Pero a falta de informarse con una cierta diligencia, se han contado tantas
mentiras sobre el modo en el que las Almas son juzgadas tras su huida fuera de
los cuerpos, que no parecerá inútil dar algunas informaciones precisas sobre
este misterioso proceder.
En primer lugar hay que descartar la descabellada idea – demasiado admitida
generalmente, como muchos otros errores – que Dios se toma la molestia de
interrogar él mismo a los espíritus recientemente llegados a nuestro mundo.
¡Tiene otras preocupaciones! Ocupado en arreglar los movimientos de las esferas,
en respirar los perfumes que emanan hacia él desde las constelaciones, – ¡pues
cada estrella es un incensario de oro!– en escuchar los conciertos seráficos, de
los que ha hecho, durante la eternidad, una agradable costumbre, comprended que
él no se preocupe de perder el tiempo en absolver o condenar a las personas
despojadas de sus envoltorios terrenales. Es más, demuestra poco interés en sus
faltas. Todos se declaran inocentes con una energía vehemente para inspirar la
duda. Las jóvenes mujeres que,– según el acta de acusación, – pasaron cinco o
seis noches de cada siete en camas en las que no las había llamado el deber
conyugal, pretenden que toda su vida nocturna fue empleada en escuchar, incluso
en admirar el ronquido de sus esposos; viejos maridos juran, con grandes
juramentos, que siempre han omitido pellizcar, en la penumbra de los pasillos,
los riñones regordetes de las camareras; otros maridos, más jóvenes aún, se
creen en disposición de afirmar que nunca regresaron un poco achispados, después
de medianoche, con el polvo de arroz en el cuello de sus chalecos: ¡ah! si
todavía tuviesen esos chalecos se vería muy bien que todavía hay polvo de arroz
encima! En cuanto a los ladrones, éstos dicen: «¡A mi que me registren!» no
dejan señales, puesto que no tienen bolsillos. Empleados infieles cuentan con
ingenuidad que, lejos de haber tomado, en ningún caso, la más pequeña suma en la
caja de sus patrones, ellos, por el contrario, la incrementaban cada mañana, en
previsión de difíciles desembolsos, con las pequeñas sumas que ellos ganaban,
antes de la hora de apertura del negocio, picando piedra en la carretera.
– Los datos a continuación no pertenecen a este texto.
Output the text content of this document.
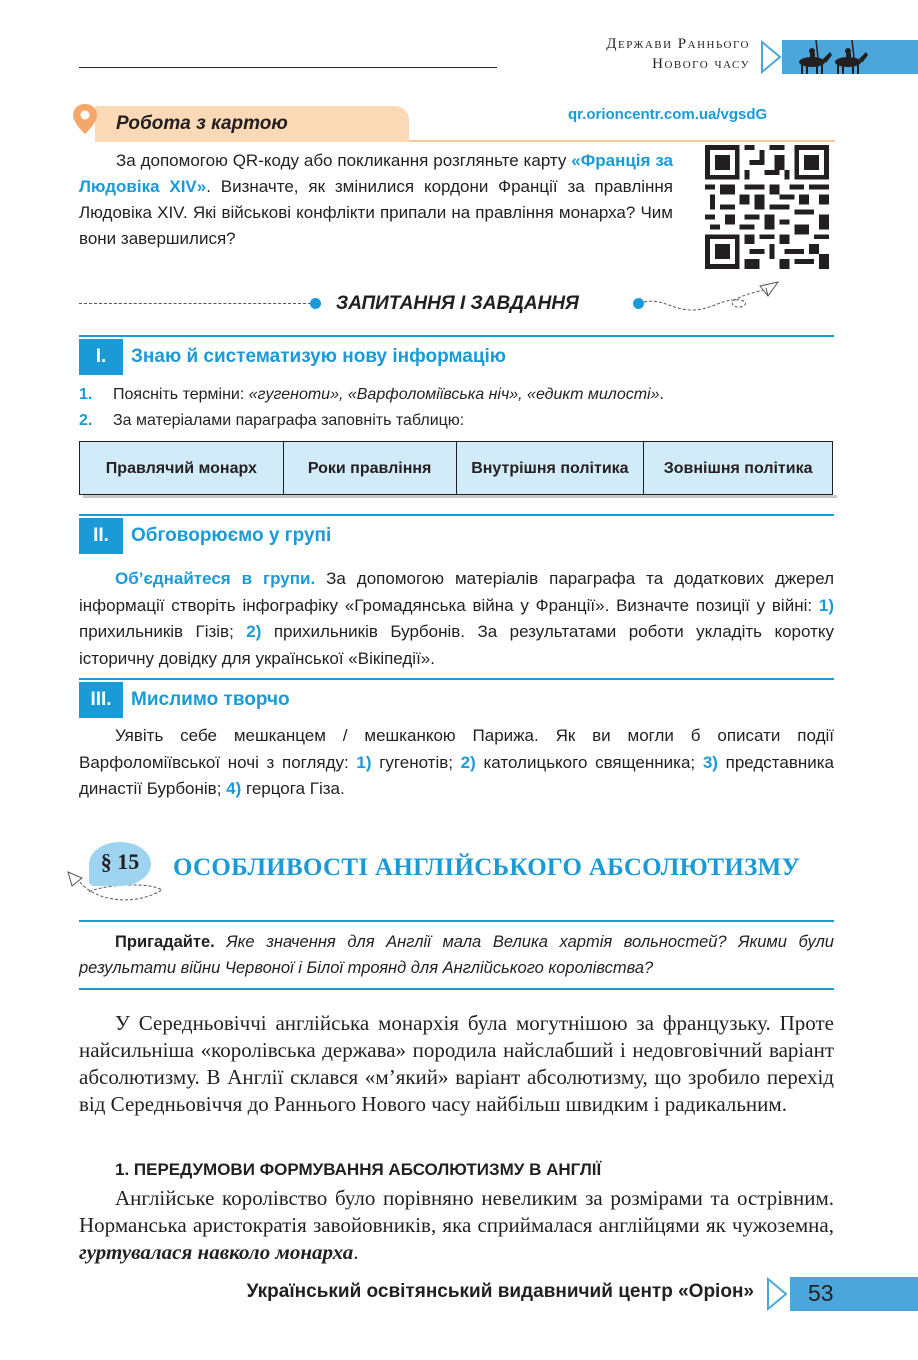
Держави Раннього
Нового часу
Робота з картою	qr.orioncentr.com.ua/vgsdG
За допомогою QR-коду або покликання розгляньте карту «Франція за Людовіка XIV». Визначте, як змінилися кордони Франції за правління Людовіка XIV. Які військові конфлікти припали на правління монарха? Чим вони завершилися?
ЗАПИТАННЯ І ЗАВДАННЯ
I.	Знаю й систематизую нову інформацію
1. Поясніть терміни: «гугеноти», «Варфоломіївська ніч», «едикт милості».
2. За матеріалами параграфа заповніть таблицю:
Правлячий монарх	Роки правління	Внутрішня політика	Зовнішня політика
II.	Обговорюємо у групі
Об’єднайтеся в групи. За допомогою матеріалів параграфа та додаткових джерел інформації створіть інфографіку «Громадянська війна у Франції». Визначте позиції у війні: 1) прихильників Гізів; 2) прихильників Бурбонів. За результатами роботи укладіть коротку історичну довідку для української «Вікіпедії».
III.	Мислимо творчо
Уявіть себе мешканцем / мешканкою Парижа. Як ви могли б описати події Варфоломіївської ночі з погляду: 1) гугенотів; 2) католицького священника; 3) представника династії Бурбонів; 4) герцога Гіза.
§ 15	ОСОБЛИВОСТІ АНГЛІЙСЬКОГО АБСОЛЮТИЗМУ
Пригадайте. Яке значення для Англії мала Велика хартія вольностей? Якими були результати війни Червоної і Білої троянд для Англійського королівства?
У Середньовіччі англійська монархія була могутнішою за французьку. Проте найсильніша «королівська держава» породила найслабший і недовговічний варіант абсолютизму. В Англії склався «м’який» варіант абсолютизму, що зробило перехід від Середньовіччя до Раннього Нового часу найбільш швидким і радикальним.
1. ПЕРЕДУМОВИ ФОРМУВАННЯ АБСОЛЮТИЗМУ В АНГЛІЇ
Англійське королівство було порівняно невеликим за розмірами та острівним. Норманська аристократія завойовників, яка сприймалася англійцями як чужоземна, гуртувалася навколо монарха.
Український освітянський видавничий центр «Оріон» 53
En
cierta ocasión, un feroz y cobarde asesino, – mientras pasaba una de las once
mil vírgenes que había descendido de la Vía Láctea para ir a buscar una perla de
su collar caído en una oreja de la Osa Mayor, – murmuró viendo la gran flor de
lis que ella tenía en la mano: «¡Me parezco a esa flor!» En verdad, no se podría
pedir a Dios escuchar tales sonsonetes; y estaría mal reprenderle por haberse
hecho suplir en su función de juez. ¡A partir de entonces es en los infiernos
donde se reúne el supremo tribunal!; pero no creáis que están sentados Minos,
Eaque y Rhadamante; esos son ya nombres olvidados; hace tiempo que la
Constitución divina e infernal ha sido revisada a consecuencia de circunstancias
que todavía están presentes en el espíritu de la mayoría de las personas. No,
los jueces en este momento son elegidos, según las ocasiones, entre los
condenados más competentes, donde el Señor, por la circunstancias, y según el
juicio, pone un poco de su equidad. Si se trata de juzgar la falta de una dama
que cometió el error de no conformarse, a precio de sus noches, con el recuerdo
de los besos, Laís; ilustre en Coritno, y Rhodope, famosa en Menfis, – sin
omitir a Blanche de Antigny, que fue triunfal en París, – son llamadas a
enfundarse la roja toga justiciera, – pero, debajo, pueden estar desnudas – y
dar su opinión sobre el caso que se presenta. Es por mediación de Cartouche, de
Mandrin y también por el gran Colle, – bajo la presidencia honoraria de Fal-va-Zou,
que desvalijaba en los bosques de la India a los viajeros, y de Kakos, hijo de
Hephasitos, pavor de las rutas italianas, – por quienes son interrogados los
carteristas y los ladrones. Si se duda en admitir en el Paraíso a poetas que
cantaron con demasiadas vehementes ternuras el pecho en flor de las pastoras y
de bellas cortesanas, se les hace comparecer ante Théocritos, o Moschos, o ante
el divino Amarou, a quien, por haber pasado por los cuerpos de cien mujeres, le
había quedado tales perfumes en los cabellos y en los labios que se decía,
cuando se paseaba bajo una ventana: «¡Cómo! ¿Ya es primavera?» Este modo de
hacer juzgar a los criminales por sus iguales produce los mejores resultados; es
cierto que, a menudo, estos magistrados, que han sido culpables, se ven
inclinado a severidades extremas – pues son las viejas impuras las perores
mojigatas, – pero, para evitar la gran frecuencia de las penas severas, Dios no
deja de enviar a los infiernos, los días de juicio, a un arcángel de corazón
tierno y dotado de una cierta facilidad de elocuencia, que se encarga de
representar la divina clemencia.
II
Ese día se encontraban sentados tras el estrado de los
jueces, Avinain, Papavoine y el pálido Lacenaire; pues se trataba de interrogar,
y, sin duda, de enviar a los peores baños del Averno, a un hombre y a una mujer
que se habían declarado culpables de un espantoso asesinato.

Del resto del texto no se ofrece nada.